Observations of Scattered Ion Orbits in a Dipole Magnetic Field and Their Collective Modes

Ion orbits in a dipole magnetic field are known to exhibit chaotic behavior [1,2]. Measurements of f_0,i (v) in a low-temperature Ar plasma have been shown to agree well with a simple Monte Carlo (MC) simulation of the unperturbed ion orbits [3]. Knowledge of f_0,i (v) and methods of transient chaos are used here to predict transport and electrostatic modes associated with ion orbits. First, density measurements are made in tandem with plasma source modulation to accentuate the effect of predicted “sticky” (long-lived) ion orbits.
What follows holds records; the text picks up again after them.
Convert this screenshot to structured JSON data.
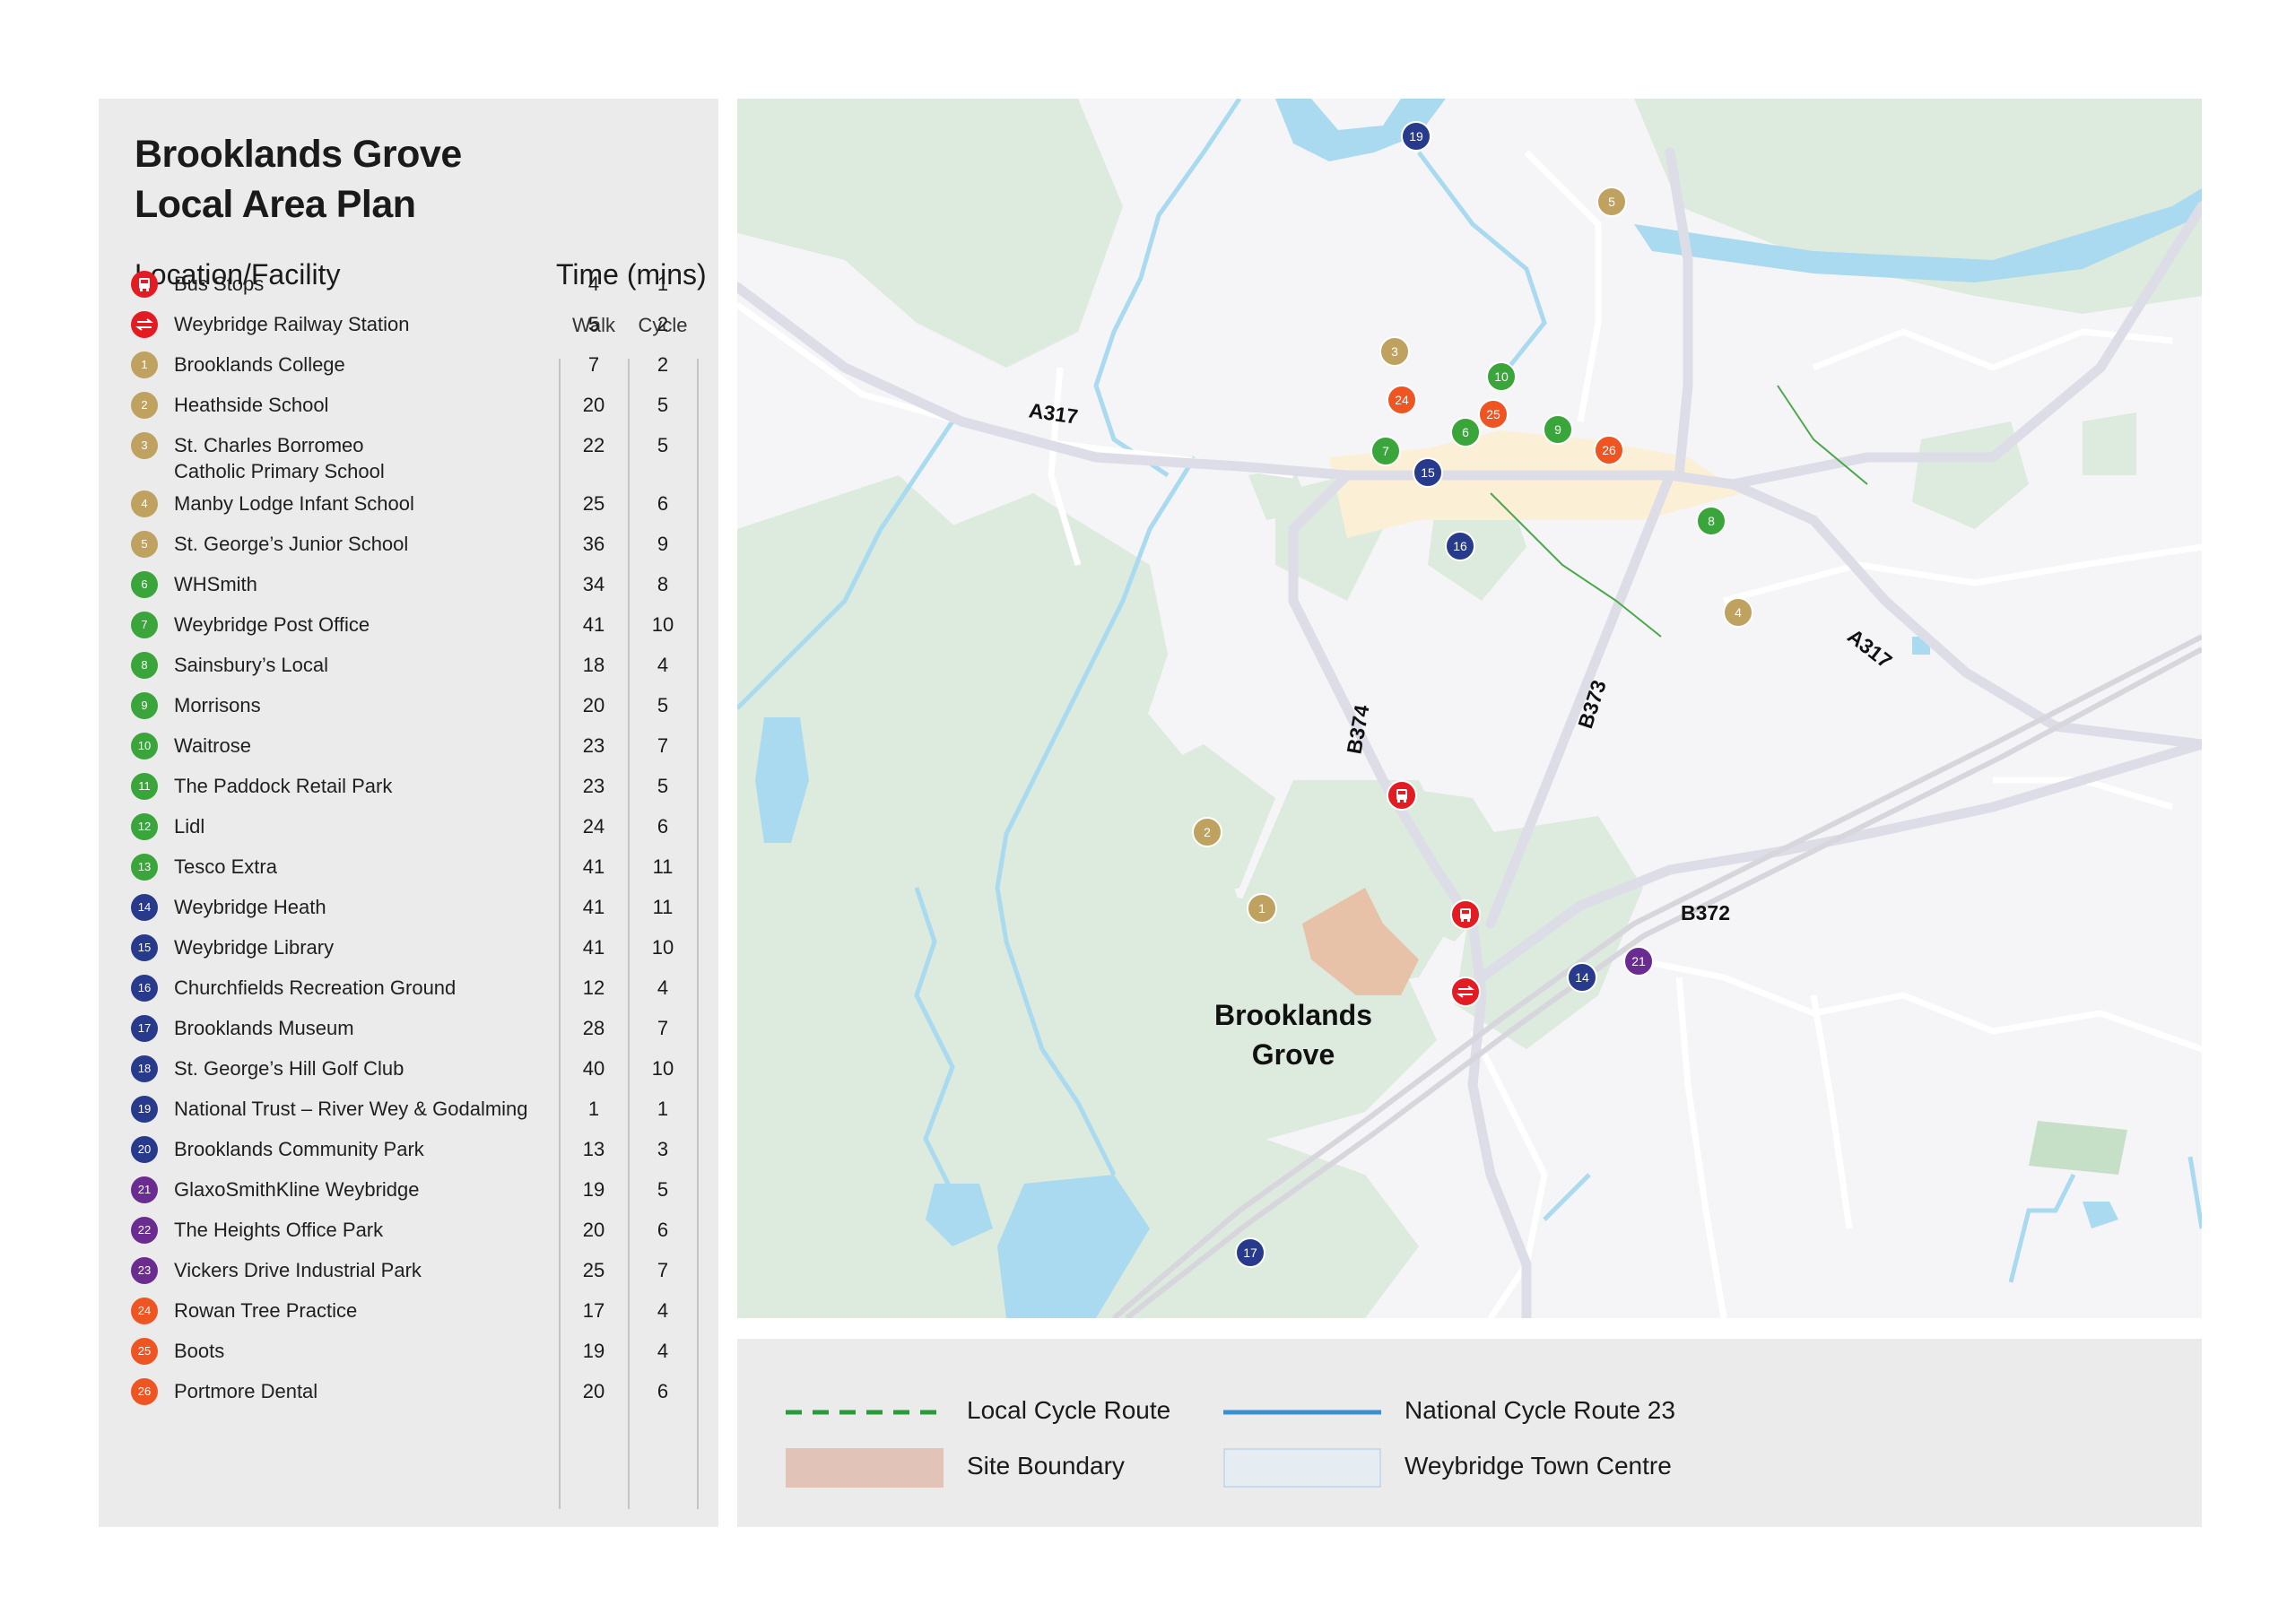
{
  "title": [
    "Brooklands Grove",
    "Local Area Plan"
  ],
  "table": {
    "header_location": "Location/Facility",
    "header_time": "Time (mins)",
    "header_walk": "Walk",
    "header_cycle": "Cycle",
    "rows": [
      {
        "icon": "bus-stop-icon",
        "label": "",
        "name": "Bus Stops",
        "walk": "4",
        "cycle": "1",
        "color": "#e31b23"
      },
      {
        "icon": "railway-station-icon",
        "label": "",
        "name": "Weybridge Railway Station",
        "walk": "5",
        "cycle": "2",
        "color": "#e31b23"
      },
      {
        "icon": "",
        "label": "1",
        "name": "Brooklands College",
        "walk": "7",
        "cycle": "2",
        "color": "#bfa260"
      },
      {
        "icon": "",
        "label": "2",
        "name": "Heathside School",
        "walk": "20",
        "cycle": "5",
        "color": "#bfa260"
      },
      {
        "icon": "",
        "label": "3",
        "name": "St. Charles Borromeo\nCatholic Primary School",
        "walk": "22",
        "cycle": "5",
        "color": "#bfa260"
      },
      {
        "icon": "",
        "label": "4",
        "name": "Manby Lodge Infant School",
        "walk": "25",
        "cycle": "6",
        "color": "#bfa260"
      },
      {
        "icon": "",
        "label": "5",
        "name": "St. George’s Junior School",
        "walk": "36",
        "cycle": "9",
        "color": "#bfa260"
      },
      {
        "icon": "",
        "label": "6",
        "name": "WHSmith",
        "walk": "34",
        "cycle": "8",
        "color": "#3aa53a"
      },
      {
        "icon": "",
        "label": "7",
        "name": "Weybridge Post Office",
        "walk": "41",
        "cycle": "10",
        "color": "#3aa53a"
      },
      {
        "icon": "",
        "label": "8",
        "name": "Sainsbury’s Local",
        "walk": "18",
        "cycle": "4",
        "color": "#3aa53a"
      },
      {
        "icon": "",
        "label": "9",
        "name": "Morrisons",
        "walk": "20",
        "cycle": "5",
        "color": "#3aa53a"
      },
      {
        "icon": "",
        "label": "10",
        "name": "Waitrose",
        "walk": "23",
        "cycle": "7",
        "color": "#3aa53a"
      },
      {
        "icon": "",
        "label": "11",
        "name": "The Paddock Retail Park",
        "walk": "23",
        "cycle": "5",
        "color": "#3aa53a"
      },
      {
        "icon": "",
        "label": "12",
        "name": "Lidl",
        "walk": "24",
        "cycle": "6",
        "color": "#3aa53a"
      },
      {
        "icon": "",
        "label": "13",
        "name": "Tesco Extra",
        "walk": "41",
        "cycle": "11",
        "color": "#3aa53a"
      },
      {
        "icon": "",
        "label": "14",
        "name": "Weybridge Heath",
        "walk": "41",
        "cycle": "11",
        "color": "#273a8c"
      },
      {
        "icon": "",
        "label": "15",
        "name": "Weybridge Library",
        "walk": "41",
        "cycle": "10",
        "color": "#273a8c"
      },
      {
        "icon": "",
        "label": "16",
        "name": "Churchfields Recreation Ground",
        "walk": "12",
        "cycle": "4",
        "color": "#273a8c"
      },
      {
        "icon": "",
        "label": "17",
        "name": "Brooklands Museum",
        "walk": "28",
        "cycle": "7",
        "color": "#273a8c"
      },
      {
        "icon": "",
        "label": "18",
        "name": "St. George’s Hill Golf Club",
        "walk": "40",
        "cycle": "10",
        "color": "#273a8c"
      },
      {
        "icon": "",
        "label": "19",
        "name": "National Trust – River Wey & Godalming",
        "walk": "1",
        "cycle": "1",
        "color": "#273a8c"
      },
      {
        "icon": "",
        "label": "20",
        "name": "Brooklands Community Park",
        "walk": "13",
        "cycle": "3",
        "color": "#273a8c"
      },
      {
        "icon": "",
        "label": "21",
        "name": "GlaxoSmithKline Weybridge",
        "walk": "19",
        "cycle": "5",
        "color": "#6a2c91"
      },
      {
        "icon": "",
        "label": "22",
        "name": "The Heights Office Park",
        "walk": "20",
        "cycle": "6",
        "color": "#6a2c91"
      },
      {
        "icon": "",
        "label": "23",
        "name": "Vickers Drive Industrial Park",
        "walk": "25",
        "cycle": "7",
        "color": "#6a2c91"
      },
      {
        "icon": "",
        "label": "24",
        "name": "Rowan Tree Practice",
        "walk": "17",
        "cycle": "4",
        "color": "#ef5523"
      },
      {
        "icon": "",
        "label": "25",
        "name": "Boots",
        "walk": "19",
        "cycle": "4",
        "color": "#ef5523"
      },
      {
        "icon": "",
        "label": "26",
        "name": "Portmore Dental",
        "walk": "20",
        "cycle": "6",
        "color": "#ef5523"
      }
    ]
  },
  "map": {
    "road_labels": [
      "A317",
      "A317",
      "B374",
      "B373",
      "B372"
    ],
    "place_label": [
      "Brooklands",
      "Grove"
    ],
    "markers": [
      {
        "label": "19",
        "color": "#273a8c"
      },
      {
        "label": "5",
        "color": "#bfa260"
      },
      {
        "label": "3",
        "color": "#bfa260"
      },
      {
        "label": "10",
        "color": "#3aa53a"
      },
      {
        "label": "24",
        "color": "#ef5523"
      },
      {
        "label": "25",
        "color": "#ef5523"
      },
      {
        "label": "6",
        "color": "#3aa53a"
      },
      {
        "label": "9",
        "color": "#3aa53a"
      },
      {
        "label": "7",
        "color": "#3aa53a"
      },
      {
        "label": "15",
        "color": "#273a8c"
      },
      {
        "label": "26",
        "color": "#ef5523"
      },
      {
        "label": "8",
        "color": "#3aa53a"
      },
      {
        "label": "16",
        "color": "#273a8c"
      },
      {
        "label": "4",
        "color": "#bfa260"
      },
      {
        "label": "2",
        "color": "#bfa260"
      },
      {
        "label": "1",
        "color": "#bfa260"
      },
      {
        "label": "21",
        "color": "#6a2c91"
      },
      {
        "label": "14",
        "color": "#273a8c"
      },
      {
        "label": "17",
        "color": "#273a8c"
      }
    ],
    "colors": {
      "water": "#a9daf0",
      "green": "#dcebdd",
      "road": "#dcdde6",
      "site": "#e8c2a8",
      "town": "#fbf0d6"
    }
  },
  "legend": {
    "local_cycle_route": "Local Cycle Route",
    "national_cycle_route": "National Cycle Route 23",
    "site_boundary": "Site Boundary",
    "town_centre": "Weybridge Town Centre",
    "colors": {
      "local_cycle": "#2a9a3a",
      "national_cycle": "#3a8fd0",
      "site": "#e2c3b8",
      "town": "#e6edf2"
    }
  }
}
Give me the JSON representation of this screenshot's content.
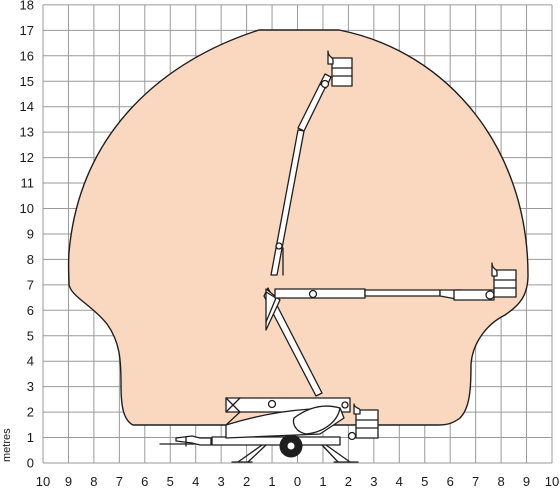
{
  "diagram": {
    "y_unit_label": "metres",
    "x_tick_labels": [
      "10",
      "9",
      "8",
      "7",
      "6",
      "5",
      "4",
      "3",
      "2",
      "1",
      "0",
      "1",
      "2",
      "3",
      "4",
      "5",
      "6",
      "7",
      "8",
      "9",
      "10"
    ],
    "y_tick_labels": [
      "0",
      "1",
      "2",
      "3",
      "4",
      "5",
      "6",
      "7",
      "8",
      "9",
      "10",
      "11",
      "12",
      "13",
      "14",
      "15",
      "16",
      "17",
      "18"
    ],
    "colors": {
      "working_envelope_fill": "#f9d8bf",
      "working_envelope_stroke": "#1e1e1e",
      "grid": "#9a9a9a",
      "machine": "#1e1e1e"
    }
  }
}
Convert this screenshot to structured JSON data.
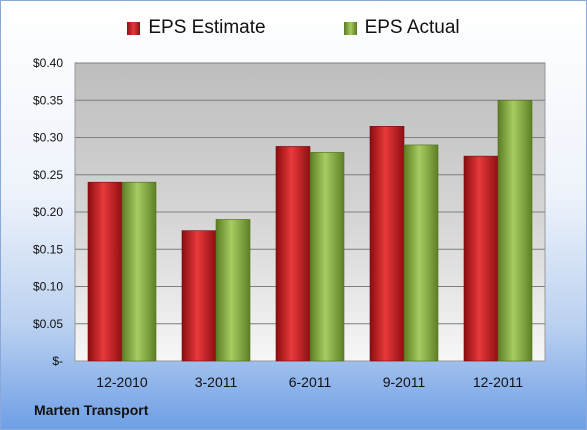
{
  "chart_data": {
    "type": "bar",
    "categories": [
      "12-2010",
      "3-2011",
      "6-2011",
      "9-2011",
      "12-2011"
    ],
    "series": [
      {
        "name": "EPS Estimate",
        "values": [
          0.24,
          0.175,
          0.288,
          0.315,
          0.275
        ]
      },
      {
        "name": "EPS Actual",
        "values": [
          0.24,
          0.19,
          0.28,
          0.29,
          0.35
        ]
      }
    ],
    "y_ticks": [
      "$-",
      "$0.05",
      "$0.10",
      "$0.15",
      "$0.20",
      "$0.25",
      "$0.30",
      "$0.35",
      "$0.40"
    ],
    "ylim": [
      0,
      0.4
    ],
    "grid": true,
    "legend_position": "top-center",
    "colors": {
      "estimate": "#c8191c",
      "actual": "#8db64a"
    }
  },
  "footer": {
    "company": "Marten Transport"
  }
}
A second experiment uses an antenna to produce perturbations in the ion acoustic range of frequencies, synchronized with Laser Induced Fluorescence (LIF) measurements, to obtain f_1,i (v) profiles at multiple spatial positions and frequencies. The measured {f_1,i (v)} are then fed into an MC simulation which uses integration along unperturbed orbits to estimate perturbed electrostatic mode amplitudes over a large spatial extent.

[1] Dragt, Alex J., and John M. Finn. "Insolubility of trapped particle motion in a magnetic dipole field." Journal of Geophysical Research 81, no. 13 (1976): 2327-2340.

[2] Jung, Christof, and H-J. Scholz. "Chaotic scattering off the magnetic dipole." Journal of Physics A: Mathematical and General 21, no. 10 (1988): 2301.

[3] McLaughlin, Jacob W., Daniel V. Pette, and Fred N. Skiff. "Spatially resolved measurements of plasma ion velocity distributions in a dipole magnetic field." Physics of Plasmas 32, no. 3 (2025).